Apropos The Triangle (May 21), I’m filled with dread over the proved inefficacy of the Americans while handling sophisticated missile technology. As it happened on July 3, 1988, when technology-savvy American war-merchants—manning their fleet in the Persian Gulf—shot their missile on a civilian flight soon after it took off from Khurramshehr in Iran, causing the deaths of some 200 passengers—my sister, her husband, a daughter and two sons among them.
Kafia Farooqui, New Delhi

The BJP government may have committed a faux pas in Kargil, Kandahar and Pyrdiwah but to give the devil its due, the decision to welcome the nmd is laudable. Protests that it will lead to an arms race are emanating from Beijing, Moscow and Islamabad which are technologically not in a position to neutralise the nmd shield.
Meraj Ahmed Mubarki, Calcutta

By developing a more friendly tie with the US, India would benefit both in terms of business interests and geo-political strategy. We could also avoid US interference in Kashmir and get its tacit support for a solution more on India’s terms. For this, India will have to pay a price and that’s to endorse the NMD. That done, however, we should bid goodbye to Panchsheel and the nam rhetoric.
Dr S. Paknikar, on e-mail

Developing arsenals to match China’s is a fool’s strategy—by the time India develops these, China would have moved further ahead. It’s wise therefore to move to the higher orbit of the nmd. And should the US start influencing India unduly at a later date, our negotiators will have to be hawkish enough to obviate such risks.
Arun Kumar Jha, on e-mail

Agreed that the US has committed grave violations in bombing innocent people in Iraq and Belgrade, but that’s no different from China’s human rights violations in Tibet.
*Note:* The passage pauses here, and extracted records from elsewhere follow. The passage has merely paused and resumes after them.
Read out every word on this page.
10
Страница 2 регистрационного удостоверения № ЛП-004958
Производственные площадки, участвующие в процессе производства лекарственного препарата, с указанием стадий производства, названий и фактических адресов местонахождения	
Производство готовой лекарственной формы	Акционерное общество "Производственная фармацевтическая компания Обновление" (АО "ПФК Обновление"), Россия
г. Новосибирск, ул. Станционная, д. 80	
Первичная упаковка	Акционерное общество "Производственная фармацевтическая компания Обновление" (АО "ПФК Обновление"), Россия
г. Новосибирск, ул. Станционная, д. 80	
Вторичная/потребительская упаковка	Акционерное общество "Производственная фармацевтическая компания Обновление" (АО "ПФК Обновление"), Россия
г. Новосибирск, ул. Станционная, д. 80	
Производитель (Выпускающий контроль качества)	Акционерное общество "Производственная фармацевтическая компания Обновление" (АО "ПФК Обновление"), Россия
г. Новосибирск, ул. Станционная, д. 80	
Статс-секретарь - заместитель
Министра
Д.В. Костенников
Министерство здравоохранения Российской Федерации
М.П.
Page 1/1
And how can China suspect India’s intentions—as Dingli Shen points out in his column, India’s Intention Suspect—when its very own with regard to proliferation in South Asia have always been suspect? How can it forget 1962 or that it still occupies part of our territory, does not accept Sikkim’s accession to India or that it has nuclear-tipped missiles aimed at India?
Sandeep Magavi, Dallas

I’m as much of an Indian as A.B. Vajpayee or Jaswant Singh is. But I agree with Shen that "the more secure the US is, the more insecure the rest of the world feels". Our China-bashing is beyond comprehension. For us Dalai Lama is an apostle of peace, while Kashmir leaders are "terrorists". But the fact remains that whatever be their means, they’re all separatists. As for China helping Pakistan, it happened only after we aligned so closely with the ussr. Also, how is it that there’s so much hue and cry over Chinese dumping when Coke and Pepsi have finished off homegrown brands and 700-odd categories of products are further getting dumped under wto regulations?
R. Radhakrishnan, on e-mail

Shen expects India’s unilateral hand of friendship towards China. But how does he justify his own country’s hob-nobbing with the Pakistanis?
P.V. Jayashankar, Bangalore

Instead of trying to keep Beijing in good humour, we should make decisions on the nmd based wholly on our national security interests.
Kanoth Nijyl, on e-mail

Why should we appreciate China’s concern when our own have only been aggrieved by the Dragon all these years?
Shyam Mukundan, on e-mail

Does Shen forget that China took illegal possession of Kashmir—gifted to it by Pakistan, that Taiwan is not a Chinese province, that it occupied Tibet by force, that it continues to support militancy in our northeast or that it has close military cooperation with Myanmar to monitor India?
Praveen Koratala, on e-mail

The only explanation for the bjp’s euphoria over the ludicrous and unworkable nmd is a desire to out-quisling Quisling. But then the bjp, given its enthusiastic participation in every scam, be it roads, power, telecom or defence, is showing its true colours anyway.